I’ve just arrived home after completing an exam worth 40% of my final grade in a unit which I’m sure to fail because my lecturer and tutor consider me far too ‘opinionated’. Ironically, the unit is based on pedagogy (yes, that wanky term again) and the relevance of assessment.
Throughout the unit, we’ve focused on the importance of assessments and social constructivism (for those who have no idea what that is, I wrote a blog about it, check it out here). Basically there is this dude called Lev Vygotsky, his theory of teaching is that students learn on two levels, first on a social level whether students can discuss and share information therefore furthering their initial knowledge. The second level is an individual or independent stage whereby the student has the opportunity to recall information and learn it so that it is made relevant to them as well as memorable.
This is all sunshine and lollipops obviously, however the little bit hidden in the fine print is that social constructivism focuses on making (authentic) assessments engaging and relevant to real life experiences for future careers or life choices.
Now you’ll notice I said “(authentic) assessments”. Authentic assessments are exactly what we’re been performing in this unit, writing lesson plans and programming – both completely 100% relevant to our future as a teacher/educator.
I fail to see why if we’re pushing forward into this idea of education as a means of social understanding and group work, that we are stuck in the past understaking (traditional) assessments. A traditional assessment for those wondering is a written or oral test where a student recalls and regurgitates information for a teacher who has a scaffold answer they are rewarding marks for.
Therefore, to continue this rant/blog, I again question, if we (education uni students) are encouraged to be making assessments of a higher level of thought (refer to Bloom’s Taxonomy) and making it engaging and relevant, why am I forced to sit in a lecture room with 150 other people – freezing with the air conditioning on and boiling with it off – to write down 13 weeks worth of information in the space of two hours.
What have I achieved by performing this task?
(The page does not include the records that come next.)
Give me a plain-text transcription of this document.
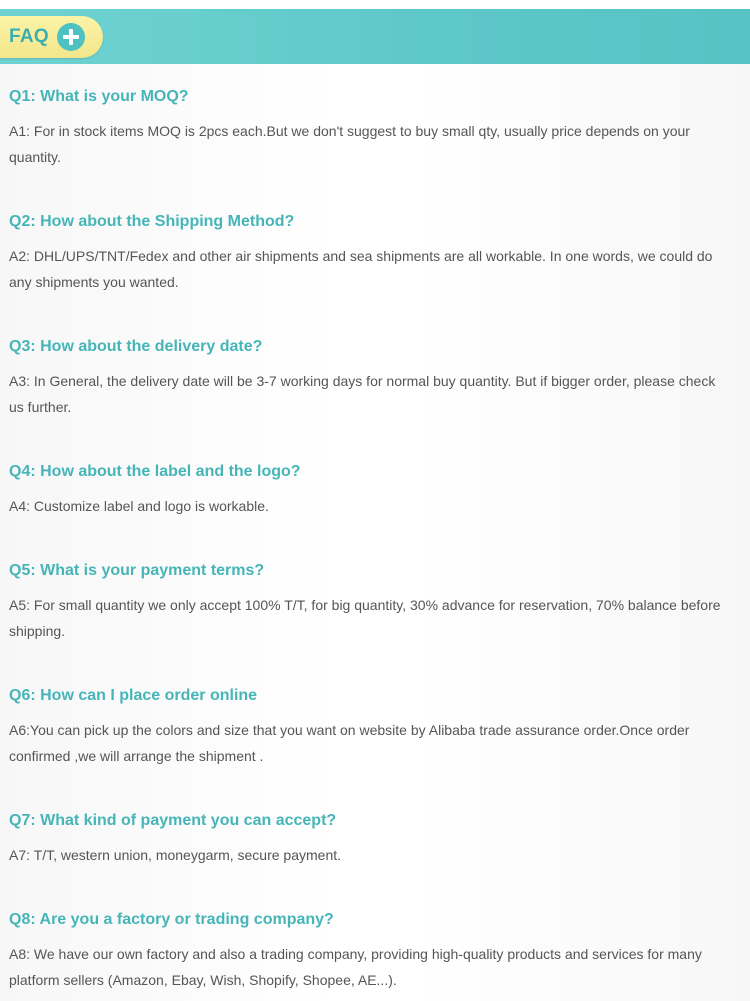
FAQ
Q1: What is your MOQ?

A1: For in stock items MOQ is 2pcs each.But we don't suggest to buy small qty, usually price depends on your quantity.

Q2: How about the Shipping Method?

A2: DHL/UPS/TNT/Fedex and other air shipments and sea shipments are all workable. In one words, we could do any shipments you wanted.

Q3: How about the delivery date?

A3: In General, the delivery date will be 3-7 working days for normal buy quantity. But if bigger order, please check us further.

Q4: How about the label and the logo?

A4: Customize label and logo is workable.

Q5: What is your payment terms?

A5: For small quantity we only accept 100% T/T, for big quantity, 30% advance for reservation, 70% balance before shipping.

Q6: How can I place order online

A6:You can pick up the colors and size that you want on website by Alibaba trade assurance order.Once order confirmed ,we will arrange the shipment .

Q7: What kind of payment you can accept?

A7: T/T, western union, moneygarm, secure payment.

Q8: Are you a factory or trading company?

A8: We have our own factory and also a trading company, providing high-quality products and services for many platform sellers (Amazon, Ebay, Wish, Shopify, Shopee, AE...).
What experience have I learnt and will now go and share with my peers?
I also have to ask, if this ‘death of education, birth of student centred learning’ is in fact true, then what will happen to the HSC (Higher School Certificate [NSW]) or the major examinations at the end of grade schools?
Is having students sit numerous exams which is marked purely on content and not creativity or practicality really futuristic? Do I just like asking a lot of rhetorical questions because I don’t know the answer? Yes (irony!)
I plan on leaving this blog here. It is rather short I know (and rather passionate), but I would love to hear what your thoughts are on the relevance and/or importance of examinations testing how well a student can retell information under the pressure of an examination.